Has anyone heard a fighter come off of a mat or to the edge of a cage after a tough round and say ‘@£!% this guy is so cardio fit’ – hmm no I haven’t heard that either – at least not very often. How often have you heard ‘He’s so strong’? – I pretty much hear this every competition or event I have ever been to. It’s not to say it’s more important than your cardio – however it does seem to often be at the forefront of what people notice. Being strong helps to protect your body, and to impose your skills on an opponent more easily, it can also sometimes be our last line of defense against a submission.
You should be approaching your strength work as just that – strength work. Taking a periodised approach, with clear goals and targets that you can track and assess is essential. For those that say lifting weights is dangerous for your body…try being weak.
Conditioning is the term that can bring fear to almost anyone, the thought of sprinting up hills or performing burpees until you die (or feel like you want to.) Well the good news is conditioning doesn’t need to be horrific – tough yes, but vomit-inducing – no. A lot of your conditioning will be best developed during your specific sparring, now this doesn’t mean blur lines, its just a happy bi-product of our skills training. Extra conditioning work can then be undertaken to enhance strong areas and improve weak areas in your game. For example, if a student constantly burns out their grips and forearms, then after technique has been adequately addressed it may be useful for them to do additional grip endurance work. If a student finds themselves ‘gassing’ every round – once again look at the skill issues – then, it may be time to consider improving cardiovascular fitness.

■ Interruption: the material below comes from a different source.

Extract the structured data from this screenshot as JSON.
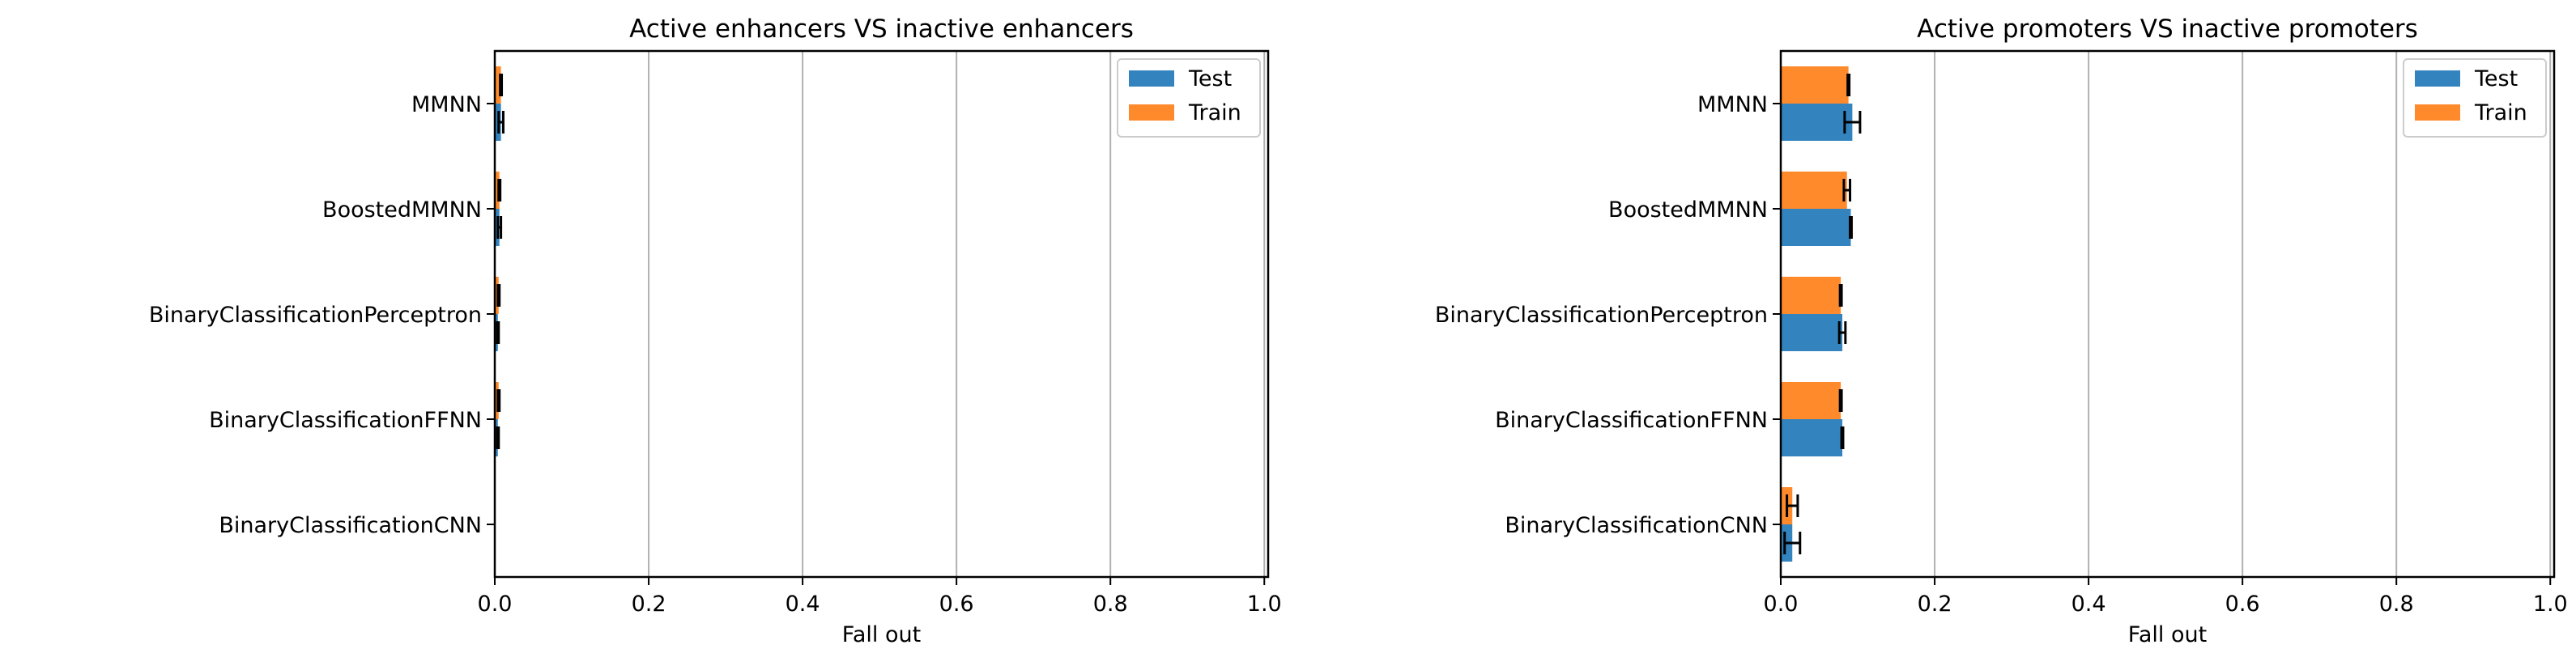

Five minutes of absent minded foam rolling at the end of class won’t cut it I’m afraid. This is perhaps the most over looked area in a grapplers schedule – it doesn’t involve choking anyone or getting ‘ripped’ so it often falls down the priority list. I strongly encourage athletes to build a weekly prehab and recovery routine including mobility work, hot and cold therapy, massage and other treatments. On top of this I also schedule deloads and encourage athletes use these as an important part of their training schedules. I subscribe to the idea that it can be hard (not impossible) to overtrain but very easy to under recover. I incorporate a scoring system with my athletes that means they have to undertake a certain amount of recovery-based activity before they can resume their normal training. More on this in the future.
So there you have it, my personal 4 pillars to approaching your training like a pro. All four areas are interdependent and essential, but also linked and intertwined – it’s just like a table, remove one leg and its shaky at best – remove two then you don’t have a table anymore.
I strongly suggest approaching your training in a scientific and measured manner, look at research – or find a coach that will do that for you. Train like a combat athlete not a body builder, marathon runner or anything else. Take time to devise a personalised weekly schedule allowing you to cover all the bases you need to and you are setting yourself up for success.